What happened once has yet to end,
Since the cards were put down,
And the evening cocoa drained,
Around the stove at the Sergeants Mess.
Turn in lads. Tomorrow is another day.
Another training run across to Ireland
And back across the steel-grey sea
To Cumberland, coasting home to Millom.
Touch Douglas on Man, on to Slieve Donard
Across the steel-grey sea and its mists
Up to sight Belfast and back to St Bees
Ahead Scafell and down to Black Combe.
Vince, you are the pilot it seems from orders -
It's lucky you played baseball for Buffalo
This is a home run with four bases
So let fly a homer and slide home the Anson.
Rene, you’ll be navigator – we’ll try the new compass.
You are only twenty but you’re smart
I had to laugh after your mother Nolia wrote:
'Unfrozen by the Mounties in Chapleau'.
Joe they have you as the back up pilot.
Maybe we could wing some extra juice
To buzz Michael and the two Marys
Over Clutha’s saintly Celtic Soccer Country.
Tom you’ll be there as the radio crackles.
Dumb bastards, they have nothing to say
And when 'eh up' you turn on the tyke-talk
Let’s hope they too come from the Dales.
As for me, I’m Sunny Jay, Bob's your Uncle -
A thirty-three year old who helped
With the cadets and watched his sixth form
Join the RAF and had to follow.
The Anson is second nature now -
We flew them from Oudtshoorn
Up the railway to Bulawayo:
“I like flying and flying likes me”
A commission delayed - expect no less
As the Avro Lancasters hatch and queue
At Broughton, off the factory lines,
Just down from the graveyard at Blacon.
Fire Dragons feeding on men and boys,
Ready for the Terror Anschlag
To bathe Siegfried in blood
In the straff and flak over Berlin.
One more and another flight tomorrow
Across the broken steel-grey sea
To test a new compass with some runs -
And temper sons staked for the dragons.
I’m a teacher, the thinker, the pipe-smoker –
The Londoner who has to take
The Blitz 'nach hause' but keep the boys safe -
A soft spot under the dragon’s wing.
As I turn in tonight, I watch the stars
And think of my wife who was here
Three short weeks ago in Silecroft -
Black Combe walks, beer at the Miner’s Arms.
We have no son – only a daughter at home,
Who shelters snuggled with Meg and her cigs,
As the streets of Loughton shake and flicker
From the raids of the beasts’ distant kin.

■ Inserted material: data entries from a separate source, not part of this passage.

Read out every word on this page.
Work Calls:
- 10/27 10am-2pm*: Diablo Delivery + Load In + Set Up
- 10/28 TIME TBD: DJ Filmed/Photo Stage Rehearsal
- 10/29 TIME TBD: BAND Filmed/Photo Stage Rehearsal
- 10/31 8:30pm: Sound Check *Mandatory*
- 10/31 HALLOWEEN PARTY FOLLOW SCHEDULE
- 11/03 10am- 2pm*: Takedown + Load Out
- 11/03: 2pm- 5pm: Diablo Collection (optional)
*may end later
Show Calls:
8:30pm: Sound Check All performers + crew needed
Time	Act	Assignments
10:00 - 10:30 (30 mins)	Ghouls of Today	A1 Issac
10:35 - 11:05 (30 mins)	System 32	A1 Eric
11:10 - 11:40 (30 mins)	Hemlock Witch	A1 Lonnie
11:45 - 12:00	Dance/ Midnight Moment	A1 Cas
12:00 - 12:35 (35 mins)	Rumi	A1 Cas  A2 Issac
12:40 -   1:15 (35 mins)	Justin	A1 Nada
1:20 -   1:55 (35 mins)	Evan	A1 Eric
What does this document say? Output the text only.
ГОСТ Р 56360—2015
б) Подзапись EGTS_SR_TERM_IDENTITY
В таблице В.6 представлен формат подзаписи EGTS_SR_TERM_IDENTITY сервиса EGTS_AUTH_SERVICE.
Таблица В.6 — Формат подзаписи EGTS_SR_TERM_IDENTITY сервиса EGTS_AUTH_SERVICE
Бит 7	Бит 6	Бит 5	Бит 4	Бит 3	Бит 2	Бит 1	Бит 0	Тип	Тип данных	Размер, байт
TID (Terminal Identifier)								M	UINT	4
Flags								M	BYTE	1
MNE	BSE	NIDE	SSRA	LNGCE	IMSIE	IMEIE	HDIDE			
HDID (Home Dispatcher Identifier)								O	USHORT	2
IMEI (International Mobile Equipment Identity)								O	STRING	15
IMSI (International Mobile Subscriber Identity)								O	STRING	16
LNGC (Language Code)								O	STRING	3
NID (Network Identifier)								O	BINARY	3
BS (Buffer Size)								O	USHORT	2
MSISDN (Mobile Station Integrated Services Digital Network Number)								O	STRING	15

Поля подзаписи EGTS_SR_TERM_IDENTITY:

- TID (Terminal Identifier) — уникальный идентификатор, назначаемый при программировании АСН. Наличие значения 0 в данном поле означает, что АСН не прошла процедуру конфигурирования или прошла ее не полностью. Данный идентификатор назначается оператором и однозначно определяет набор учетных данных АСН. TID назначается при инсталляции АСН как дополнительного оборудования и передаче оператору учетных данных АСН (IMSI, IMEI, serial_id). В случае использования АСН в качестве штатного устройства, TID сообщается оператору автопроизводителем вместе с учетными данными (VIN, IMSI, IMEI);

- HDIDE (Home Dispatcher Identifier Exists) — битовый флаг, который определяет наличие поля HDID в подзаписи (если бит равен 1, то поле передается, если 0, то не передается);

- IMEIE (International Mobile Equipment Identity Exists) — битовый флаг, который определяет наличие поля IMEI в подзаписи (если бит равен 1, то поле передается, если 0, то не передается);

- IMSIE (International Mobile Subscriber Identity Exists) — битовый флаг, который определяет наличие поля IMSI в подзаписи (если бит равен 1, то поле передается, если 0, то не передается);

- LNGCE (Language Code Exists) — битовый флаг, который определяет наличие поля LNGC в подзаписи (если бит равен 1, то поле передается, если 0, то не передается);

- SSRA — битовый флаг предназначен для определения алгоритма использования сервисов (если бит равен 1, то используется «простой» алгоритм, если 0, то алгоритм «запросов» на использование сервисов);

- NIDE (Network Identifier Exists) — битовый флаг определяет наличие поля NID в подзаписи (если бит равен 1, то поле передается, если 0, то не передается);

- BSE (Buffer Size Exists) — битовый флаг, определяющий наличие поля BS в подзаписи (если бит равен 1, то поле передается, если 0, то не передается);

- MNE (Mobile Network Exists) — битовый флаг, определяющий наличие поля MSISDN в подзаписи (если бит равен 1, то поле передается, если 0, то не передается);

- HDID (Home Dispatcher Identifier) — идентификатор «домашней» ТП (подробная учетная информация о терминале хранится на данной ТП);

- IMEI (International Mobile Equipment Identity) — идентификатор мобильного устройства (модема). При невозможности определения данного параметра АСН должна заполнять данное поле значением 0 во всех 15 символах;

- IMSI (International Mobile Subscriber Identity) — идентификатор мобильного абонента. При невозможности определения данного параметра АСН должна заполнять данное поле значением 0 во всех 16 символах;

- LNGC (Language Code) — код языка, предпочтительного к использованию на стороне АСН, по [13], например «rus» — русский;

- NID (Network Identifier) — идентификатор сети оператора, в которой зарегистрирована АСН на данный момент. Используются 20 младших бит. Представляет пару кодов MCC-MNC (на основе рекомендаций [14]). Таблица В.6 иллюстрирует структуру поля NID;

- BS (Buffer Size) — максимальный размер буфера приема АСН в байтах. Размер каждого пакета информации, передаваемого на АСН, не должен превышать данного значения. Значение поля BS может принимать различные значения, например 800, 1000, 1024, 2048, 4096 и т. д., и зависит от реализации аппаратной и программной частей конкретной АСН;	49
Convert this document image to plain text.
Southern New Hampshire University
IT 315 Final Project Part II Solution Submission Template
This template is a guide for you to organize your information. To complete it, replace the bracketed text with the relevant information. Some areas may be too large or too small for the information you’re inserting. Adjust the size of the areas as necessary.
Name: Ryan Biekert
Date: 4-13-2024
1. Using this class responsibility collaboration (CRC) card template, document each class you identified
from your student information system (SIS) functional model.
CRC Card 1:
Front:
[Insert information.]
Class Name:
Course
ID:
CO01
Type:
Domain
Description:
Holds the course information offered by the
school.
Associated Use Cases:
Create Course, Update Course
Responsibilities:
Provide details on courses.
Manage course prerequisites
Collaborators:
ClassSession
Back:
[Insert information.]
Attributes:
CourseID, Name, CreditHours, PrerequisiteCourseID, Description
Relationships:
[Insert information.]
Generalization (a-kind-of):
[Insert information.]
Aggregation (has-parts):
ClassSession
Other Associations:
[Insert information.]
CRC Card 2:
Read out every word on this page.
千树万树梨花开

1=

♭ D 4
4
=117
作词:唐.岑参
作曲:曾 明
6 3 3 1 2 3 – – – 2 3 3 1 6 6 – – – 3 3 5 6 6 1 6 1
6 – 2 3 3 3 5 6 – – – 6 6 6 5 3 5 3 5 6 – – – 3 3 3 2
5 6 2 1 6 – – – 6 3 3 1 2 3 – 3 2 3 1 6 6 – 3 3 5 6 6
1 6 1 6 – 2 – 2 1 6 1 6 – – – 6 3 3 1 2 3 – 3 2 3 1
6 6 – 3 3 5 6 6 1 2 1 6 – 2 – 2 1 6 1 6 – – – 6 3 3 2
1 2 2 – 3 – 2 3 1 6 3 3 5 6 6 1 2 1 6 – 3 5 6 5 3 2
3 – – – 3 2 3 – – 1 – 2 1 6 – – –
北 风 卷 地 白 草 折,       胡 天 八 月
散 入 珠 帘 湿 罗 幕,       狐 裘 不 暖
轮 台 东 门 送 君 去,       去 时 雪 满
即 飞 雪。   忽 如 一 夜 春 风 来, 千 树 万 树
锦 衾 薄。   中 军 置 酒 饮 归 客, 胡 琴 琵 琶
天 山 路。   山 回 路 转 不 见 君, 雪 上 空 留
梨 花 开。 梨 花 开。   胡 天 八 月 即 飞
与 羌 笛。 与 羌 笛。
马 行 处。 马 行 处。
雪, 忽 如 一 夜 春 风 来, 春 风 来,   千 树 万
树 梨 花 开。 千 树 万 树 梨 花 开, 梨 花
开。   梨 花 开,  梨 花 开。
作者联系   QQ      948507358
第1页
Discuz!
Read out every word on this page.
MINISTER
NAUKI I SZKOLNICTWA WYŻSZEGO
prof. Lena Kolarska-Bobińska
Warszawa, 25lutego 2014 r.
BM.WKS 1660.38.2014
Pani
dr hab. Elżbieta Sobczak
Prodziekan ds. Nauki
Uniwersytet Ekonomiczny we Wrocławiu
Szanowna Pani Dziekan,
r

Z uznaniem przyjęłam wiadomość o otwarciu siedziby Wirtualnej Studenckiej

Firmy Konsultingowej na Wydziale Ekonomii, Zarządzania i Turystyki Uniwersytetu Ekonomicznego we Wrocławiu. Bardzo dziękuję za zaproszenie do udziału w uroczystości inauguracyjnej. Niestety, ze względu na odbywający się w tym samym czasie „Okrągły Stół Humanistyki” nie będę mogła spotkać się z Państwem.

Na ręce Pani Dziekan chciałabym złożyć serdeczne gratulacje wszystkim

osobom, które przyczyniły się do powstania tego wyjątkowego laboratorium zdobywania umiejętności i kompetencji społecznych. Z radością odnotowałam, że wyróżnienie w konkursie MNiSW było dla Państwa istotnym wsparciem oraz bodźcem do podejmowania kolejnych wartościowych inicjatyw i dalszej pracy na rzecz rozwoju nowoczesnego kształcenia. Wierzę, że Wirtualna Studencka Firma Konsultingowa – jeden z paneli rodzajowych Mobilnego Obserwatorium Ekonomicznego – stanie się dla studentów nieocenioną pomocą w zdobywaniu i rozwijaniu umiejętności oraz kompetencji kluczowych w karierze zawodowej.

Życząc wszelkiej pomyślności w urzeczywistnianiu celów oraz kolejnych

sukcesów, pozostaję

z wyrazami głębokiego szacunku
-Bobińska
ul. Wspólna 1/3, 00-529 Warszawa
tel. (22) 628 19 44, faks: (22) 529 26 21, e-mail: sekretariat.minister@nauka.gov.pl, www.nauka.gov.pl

Dear God, keep them safe this night
And at the rising of the sun
Engrave our hopes in what's foreshadowed
As we trace across the steel-grey sea.FOR THE AVRO ANSON CREW KILLED 14 OCTOBER 1943 AT THE BROWS, WHITEHAVEN
Sergeant Vincent James Dunnigan, Pilot, of the Royal Canadian Airforce, aged 26, who was the son of Daniel and Agnes Dunnigan, and the husband of Elizabeth Mary Dunnigan, of Buffalo, New York, U.S.A.
Sergeant, Rene Harold Murphy, Navigator, of the Royal Canadian Airforce, aged 20, who was the son of John Murphy, and of Nolia Murphy, of Chapleau, Ontario, Canada.
Flying Officer (Pilot) Henry Joseph O’Gara, of the Royal Airforce, aged 29, who was the son of Michael and Mary O'Gara of Glasgow and the husband of Mary A. O'Gara of Glasgow
Sergeant Thomas Inman, (Wireless Operator/Air Gunner), of the Royal Airforce, aged 20, who was the son of John Thomas Inman and Violet Inman of Silsden, Yorkshire.
Sergeant Cyril Johnson, (Bomb Aimer/Navigator), aged 33, of the Royal Airforce, who was the son of Harry and Constance Maud Mary Johnson of Lewisham, London and the husband of Mabel ‘Meg’ Johnson [nee Clarke] of Nantwich, Cheshire. Father of Joseph Keith Johnson [born 9 June 1944] and Susan Davina Johnson [born 1936].
NOTE
NOTE
The Commonwealth War Graves Commission Cemetery at Blacon, Chester contains some 460 or so graves - almost all of which are those of airmen. Of the dead, around 19 percent are Polish, 45 percent are Canadian, 14 percent are Australian, and 7 percent are New Zealanders., There is at least one South African. The remaining 15 percent are British [including other Commonwealth]. Sergeants Dunnigan and Murphy are buried at Blacon [Vince Dunnigan was of course American but the stats don't show that].